The defending National Basketball Association champions blocked 16 shots, forced Washington into shooting 35 percent and came away with a convincing 92-83 victory before 15,035 at Capital Centre. Boston has a 2-1 lead in their best-of-seven Eastern Conference semifinal playoff series. Game 4 will be this afternoon at Capital Centre at 1:05; it will not be televised locally.

This was not vintage fast-break Celtic basketball, merely strength against strength inside. The Celtics were stronger this day, particularly 7-foot center Robert Parish, who scored 25 points and had 13 rebounds and six blocked shots.

"This was a great individual performance by Parish," said Bullet Coach Gene Shue. "They only went with one or two plays and the rest of the time they were just going to Parish."

Parish, who took only 11 shots in Wednesday's 103-102 Washington victory, said he was letting the Bullets "body me out of position" in the first two games of the series, moving him out of range for his usually reliable turnaround jump shots. That was not the case yesterday, when Parish was also a dominating presence on defense, preventing the Bullets from taking their usual shots.

"He was roaming and trying to block everything," said Rick Mahorn of the Bullets. "That's what a center is supposed to do."

The Celtics scored first on a three-point play by Cedric Maxwell. They never trailed and the score was never tied thereafter. Both teams were in foul trouble virtually the entire game, and 61 fouls were called by Paul Mihalak and Jess Kersey.

They also called three technical fouls, one on each coach and another on Mahorn. The Bullet center was ejected from the game for hitting Gerald Henderson with the ball after a play was over late in the fourth quarter. Both benches emptied during the scuffle that followed, but no punches were thrown.

The Bullets were hurt more by the fouls than were the Celtics, who have stronger reserves. The Celtics' Larry Bird committed his fifth foul with 4 1/2 minutes left in the third period and did not come back until 4:46 remained in the fourth. The Celtics were up by eight points when he left, and by 11 when he returned.

The Bullets were not as fortunate. When Don Collins committed three fouls in the first six minutes, he was replaced by Kevin Grevey, already bothered by a pulled abdominal muscle. Then Grevey was accidentally poked in the eye by M.L. Carr soon after entering the game.

Grevey started experiencing double vision, so Shue was forced to go with Garry Witts, who committed three fouls in seven minutes.
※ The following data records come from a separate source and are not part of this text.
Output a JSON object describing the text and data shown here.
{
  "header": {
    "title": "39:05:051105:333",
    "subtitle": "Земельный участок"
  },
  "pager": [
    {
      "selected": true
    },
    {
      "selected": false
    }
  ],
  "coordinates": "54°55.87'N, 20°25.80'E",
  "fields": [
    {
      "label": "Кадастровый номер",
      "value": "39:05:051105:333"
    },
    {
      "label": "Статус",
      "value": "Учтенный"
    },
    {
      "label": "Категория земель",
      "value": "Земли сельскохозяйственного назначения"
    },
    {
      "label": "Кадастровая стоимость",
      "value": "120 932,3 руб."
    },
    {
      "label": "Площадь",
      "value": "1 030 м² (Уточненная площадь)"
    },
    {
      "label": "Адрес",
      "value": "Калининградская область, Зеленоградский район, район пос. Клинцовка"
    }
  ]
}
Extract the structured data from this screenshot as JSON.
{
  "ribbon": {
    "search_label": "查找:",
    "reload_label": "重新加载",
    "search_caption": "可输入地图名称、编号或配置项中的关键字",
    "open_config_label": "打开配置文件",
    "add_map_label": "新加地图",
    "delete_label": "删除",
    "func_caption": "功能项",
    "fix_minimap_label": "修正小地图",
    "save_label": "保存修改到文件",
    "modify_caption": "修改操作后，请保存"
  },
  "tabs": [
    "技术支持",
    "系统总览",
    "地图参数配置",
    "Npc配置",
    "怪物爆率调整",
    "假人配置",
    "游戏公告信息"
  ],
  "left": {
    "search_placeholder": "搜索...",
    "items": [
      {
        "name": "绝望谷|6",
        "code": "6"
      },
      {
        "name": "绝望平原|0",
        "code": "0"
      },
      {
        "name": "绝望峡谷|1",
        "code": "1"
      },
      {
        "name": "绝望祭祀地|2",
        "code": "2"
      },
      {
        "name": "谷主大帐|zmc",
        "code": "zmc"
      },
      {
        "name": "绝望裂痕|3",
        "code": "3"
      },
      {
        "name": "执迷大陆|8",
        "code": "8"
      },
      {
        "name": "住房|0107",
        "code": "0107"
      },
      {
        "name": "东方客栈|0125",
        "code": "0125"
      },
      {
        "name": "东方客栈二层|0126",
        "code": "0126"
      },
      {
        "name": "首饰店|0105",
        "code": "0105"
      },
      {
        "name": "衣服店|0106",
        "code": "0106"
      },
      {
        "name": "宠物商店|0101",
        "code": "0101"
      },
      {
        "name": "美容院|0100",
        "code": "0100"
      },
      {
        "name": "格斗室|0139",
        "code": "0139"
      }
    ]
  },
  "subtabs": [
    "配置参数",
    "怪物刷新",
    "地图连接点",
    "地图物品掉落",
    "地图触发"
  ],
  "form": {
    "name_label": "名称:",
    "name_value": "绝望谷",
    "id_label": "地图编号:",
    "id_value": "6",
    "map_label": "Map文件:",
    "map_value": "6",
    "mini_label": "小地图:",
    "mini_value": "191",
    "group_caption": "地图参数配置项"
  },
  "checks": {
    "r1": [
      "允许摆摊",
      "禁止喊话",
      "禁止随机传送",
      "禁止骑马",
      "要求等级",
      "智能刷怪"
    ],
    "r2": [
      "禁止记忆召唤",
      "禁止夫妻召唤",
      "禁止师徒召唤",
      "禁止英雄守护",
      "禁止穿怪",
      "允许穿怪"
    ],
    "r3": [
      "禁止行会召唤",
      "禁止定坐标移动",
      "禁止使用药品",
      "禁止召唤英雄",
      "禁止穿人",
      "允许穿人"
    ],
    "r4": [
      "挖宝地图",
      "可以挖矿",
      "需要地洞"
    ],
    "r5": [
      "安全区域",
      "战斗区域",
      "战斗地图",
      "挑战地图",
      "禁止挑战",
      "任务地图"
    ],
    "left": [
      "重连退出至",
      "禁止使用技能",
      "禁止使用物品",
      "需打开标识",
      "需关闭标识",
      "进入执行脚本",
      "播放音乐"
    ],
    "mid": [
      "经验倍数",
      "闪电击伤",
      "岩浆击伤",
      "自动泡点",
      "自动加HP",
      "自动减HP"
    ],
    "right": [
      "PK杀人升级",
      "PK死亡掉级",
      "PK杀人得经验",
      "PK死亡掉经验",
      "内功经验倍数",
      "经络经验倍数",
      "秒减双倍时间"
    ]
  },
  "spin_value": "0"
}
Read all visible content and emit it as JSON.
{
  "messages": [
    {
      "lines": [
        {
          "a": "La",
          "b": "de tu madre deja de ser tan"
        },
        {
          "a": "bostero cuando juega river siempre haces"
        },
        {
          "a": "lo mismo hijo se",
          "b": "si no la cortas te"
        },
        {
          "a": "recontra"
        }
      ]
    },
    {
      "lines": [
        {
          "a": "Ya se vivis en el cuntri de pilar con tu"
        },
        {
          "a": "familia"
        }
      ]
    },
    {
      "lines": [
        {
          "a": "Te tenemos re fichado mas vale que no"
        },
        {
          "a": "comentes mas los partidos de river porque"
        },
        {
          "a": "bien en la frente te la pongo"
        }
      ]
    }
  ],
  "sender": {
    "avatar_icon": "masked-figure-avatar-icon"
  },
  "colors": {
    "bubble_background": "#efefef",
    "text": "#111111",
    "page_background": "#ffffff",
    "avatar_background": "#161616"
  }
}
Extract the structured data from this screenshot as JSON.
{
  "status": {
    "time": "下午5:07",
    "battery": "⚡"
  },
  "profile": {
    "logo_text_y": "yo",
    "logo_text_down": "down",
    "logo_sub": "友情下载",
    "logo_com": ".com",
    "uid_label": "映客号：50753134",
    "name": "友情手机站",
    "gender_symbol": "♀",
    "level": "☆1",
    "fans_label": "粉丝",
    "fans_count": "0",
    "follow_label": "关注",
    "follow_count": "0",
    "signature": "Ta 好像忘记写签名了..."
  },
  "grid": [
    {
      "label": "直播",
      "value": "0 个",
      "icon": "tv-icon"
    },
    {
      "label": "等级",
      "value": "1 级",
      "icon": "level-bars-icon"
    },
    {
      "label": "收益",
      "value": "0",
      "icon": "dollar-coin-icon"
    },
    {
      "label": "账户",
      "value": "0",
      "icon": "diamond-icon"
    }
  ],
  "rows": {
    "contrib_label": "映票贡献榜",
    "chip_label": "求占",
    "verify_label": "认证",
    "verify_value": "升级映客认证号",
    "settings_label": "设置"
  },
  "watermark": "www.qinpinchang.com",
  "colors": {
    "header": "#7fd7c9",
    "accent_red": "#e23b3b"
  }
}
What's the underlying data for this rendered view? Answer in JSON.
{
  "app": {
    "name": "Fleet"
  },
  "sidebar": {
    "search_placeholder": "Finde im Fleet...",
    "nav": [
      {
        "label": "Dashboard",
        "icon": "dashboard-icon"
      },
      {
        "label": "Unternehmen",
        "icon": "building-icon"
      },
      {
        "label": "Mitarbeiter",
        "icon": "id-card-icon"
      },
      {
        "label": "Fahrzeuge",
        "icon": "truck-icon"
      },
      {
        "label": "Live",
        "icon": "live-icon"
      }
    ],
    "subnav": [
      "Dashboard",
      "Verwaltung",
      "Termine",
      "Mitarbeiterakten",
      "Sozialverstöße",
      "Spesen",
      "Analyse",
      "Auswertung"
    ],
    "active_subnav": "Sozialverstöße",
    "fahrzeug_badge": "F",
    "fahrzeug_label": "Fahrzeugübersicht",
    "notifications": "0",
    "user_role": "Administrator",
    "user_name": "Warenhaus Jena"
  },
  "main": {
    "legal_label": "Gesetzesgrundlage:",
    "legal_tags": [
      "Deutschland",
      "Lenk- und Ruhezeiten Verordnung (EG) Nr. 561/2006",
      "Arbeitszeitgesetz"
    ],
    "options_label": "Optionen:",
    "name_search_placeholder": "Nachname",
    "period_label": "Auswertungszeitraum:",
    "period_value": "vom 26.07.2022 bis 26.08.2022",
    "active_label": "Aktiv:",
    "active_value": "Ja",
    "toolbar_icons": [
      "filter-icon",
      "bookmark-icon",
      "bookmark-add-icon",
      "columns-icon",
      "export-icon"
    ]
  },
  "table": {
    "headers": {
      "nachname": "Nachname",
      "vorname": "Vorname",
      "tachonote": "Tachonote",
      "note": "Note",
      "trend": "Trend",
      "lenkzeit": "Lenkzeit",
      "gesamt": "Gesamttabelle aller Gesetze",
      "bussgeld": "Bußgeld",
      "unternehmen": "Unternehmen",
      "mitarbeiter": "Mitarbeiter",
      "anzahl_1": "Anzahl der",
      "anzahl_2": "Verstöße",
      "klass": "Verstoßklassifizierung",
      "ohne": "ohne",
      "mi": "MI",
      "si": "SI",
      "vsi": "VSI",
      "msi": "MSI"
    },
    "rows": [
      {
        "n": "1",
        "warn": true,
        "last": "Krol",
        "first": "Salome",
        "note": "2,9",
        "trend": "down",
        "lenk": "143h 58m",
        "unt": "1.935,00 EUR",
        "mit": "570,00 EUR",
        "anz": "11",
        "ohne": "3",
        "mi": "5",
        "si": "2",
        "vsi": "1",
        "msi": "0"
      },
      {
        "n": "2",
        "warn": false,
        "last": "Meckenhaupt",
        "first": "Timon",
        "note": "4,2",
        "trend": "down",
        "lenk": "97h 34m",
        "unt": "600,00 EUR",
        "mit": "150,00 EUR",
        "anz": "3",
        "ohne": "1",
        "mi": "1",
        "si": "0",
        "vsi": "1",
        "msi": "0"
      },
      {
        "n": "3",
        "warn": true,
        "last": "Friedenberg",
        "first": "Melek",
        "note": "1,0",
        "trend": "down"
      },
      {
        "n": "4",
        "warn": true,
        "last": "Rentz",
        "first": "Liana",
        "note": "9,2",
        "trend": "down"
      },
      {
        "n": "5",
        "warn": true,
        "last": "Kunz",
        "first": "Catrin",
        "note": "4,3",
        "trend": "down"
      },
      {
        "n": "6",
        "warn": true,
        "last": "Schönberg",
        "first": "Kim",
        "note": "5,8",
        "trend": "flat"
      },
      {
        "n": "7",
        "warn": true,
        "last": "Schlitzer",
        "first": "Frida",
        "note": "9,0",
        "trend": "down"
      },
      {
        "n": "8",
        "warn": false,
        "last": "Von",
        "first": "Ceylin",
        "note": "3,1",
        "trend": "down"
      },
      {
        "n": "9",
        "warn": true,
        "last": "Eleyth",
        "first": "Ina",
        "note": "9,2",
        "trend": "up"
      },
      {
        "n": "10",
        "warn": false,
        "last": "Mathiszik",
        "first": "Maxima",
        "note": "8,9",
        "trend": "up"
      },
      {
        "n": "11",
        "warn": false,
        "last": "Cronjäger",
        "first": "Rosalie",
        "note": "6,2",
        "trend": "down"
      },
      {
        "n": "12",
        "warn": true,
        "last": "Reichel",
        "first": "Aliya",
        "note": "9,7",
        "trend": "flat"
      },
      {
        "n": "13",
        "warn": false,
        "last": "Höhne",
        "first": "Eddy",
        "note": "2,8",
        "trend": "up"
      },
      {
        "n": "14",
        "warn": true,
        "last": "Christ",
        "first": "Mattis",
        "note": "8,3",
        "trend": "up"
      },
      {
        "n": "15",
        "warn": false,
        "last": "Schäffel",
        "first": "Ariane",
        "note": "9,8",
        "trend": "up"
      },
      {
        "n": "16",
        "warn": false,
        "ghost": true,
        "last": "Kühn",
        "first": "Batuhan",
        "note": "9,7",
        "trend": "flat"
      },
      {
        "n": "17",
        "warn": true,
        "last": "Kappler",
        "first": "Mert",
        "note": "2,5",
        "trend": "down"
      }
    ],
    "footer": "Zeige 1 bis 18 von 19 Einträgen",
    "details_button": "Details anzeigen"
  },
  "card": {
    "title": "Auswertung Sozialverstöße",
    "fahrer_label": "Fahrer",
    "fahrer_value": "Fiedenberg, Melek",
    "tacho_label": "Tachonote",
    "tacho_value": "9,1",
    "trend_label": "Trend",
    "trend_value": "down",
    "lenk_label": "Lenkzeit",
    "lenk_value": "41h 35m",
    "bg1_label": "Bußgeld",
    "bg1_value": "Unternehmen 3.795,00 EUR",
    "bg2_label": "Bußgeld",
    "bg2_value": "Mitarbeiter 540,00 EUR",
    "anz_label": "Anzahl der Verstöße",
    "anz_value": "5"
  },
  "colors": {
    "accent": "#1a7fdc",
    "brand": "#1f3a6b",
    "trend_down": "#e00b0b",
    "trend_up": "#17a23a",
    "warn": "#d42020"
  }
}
Shue's next move was to try Greg Ballard at guard; he was zero for two while at the position.

As surely as the Celtics won the game up front, the Bullets lost it in the back court, with only 13 total points from six guards. Frank Johnson, the hero of Wednesday's victory, had the worst shooting day of any Bullet this season, missing 19 of his 22 shots. Collins was zero for two and didn't score, Grevey was zero for two and scoreless and Witts didn't take a shot. John Lucas made one of three field goals.

"I guarantee I'll shoot better than that tomorrow," said Johnson.

"Three for 22, that's not bad, 16 of them were blocked," Bullets General Manager Bob Ferry said to Johnson. After someone said Johnson had seven rebounds, Assistant Coach Bernie Bickerstaff said, "Those were from the blocked shots, Frank. You got them back."

Shue said that Johnson was penetrating well with the ball, "but he kept getting them blocked. He's got to pull up and take the jumper sometimes."

Cedric Maxwell scored 11 of his 20 points in the first quarter as the Celtics took a 28-18 lead. They held that 10-point advantage in the second quarter and led, 48-38, at halftime.

Boston led by as many as 13 points in the final period, the last time at 84-71, on a move inside by Maxwell with 4:28 to play.

The Bullets made the best run of the day at that point, closing within 84-78, with 2:31 remaining. Jeff Ruland started the 7-0 run with a layup, Frank Johnson made a three-point field goal and then Ballard scored on a layup after a feed from Johnson.

Following a timeout called by the Celtics, Parish ended the rally with a 10-footer. After a Bullet miss, Tiny Archibald made a 15-foot jump shot for an 88-78 lead with 1:36 remaining and the Bullets were done. They vented their frustration in the bench-clearing episode that came after Mahorn threw the ball at Henderson.

"I thought the big difference in the game was in the first half," said Shue. "They hit the offensive board, got that lead and never let us in the game. We just couldn't dig into the lead. They had complete control. It was a typically hard-fought defensive game. The big difference late was that they were going to Parish and he was fantastic."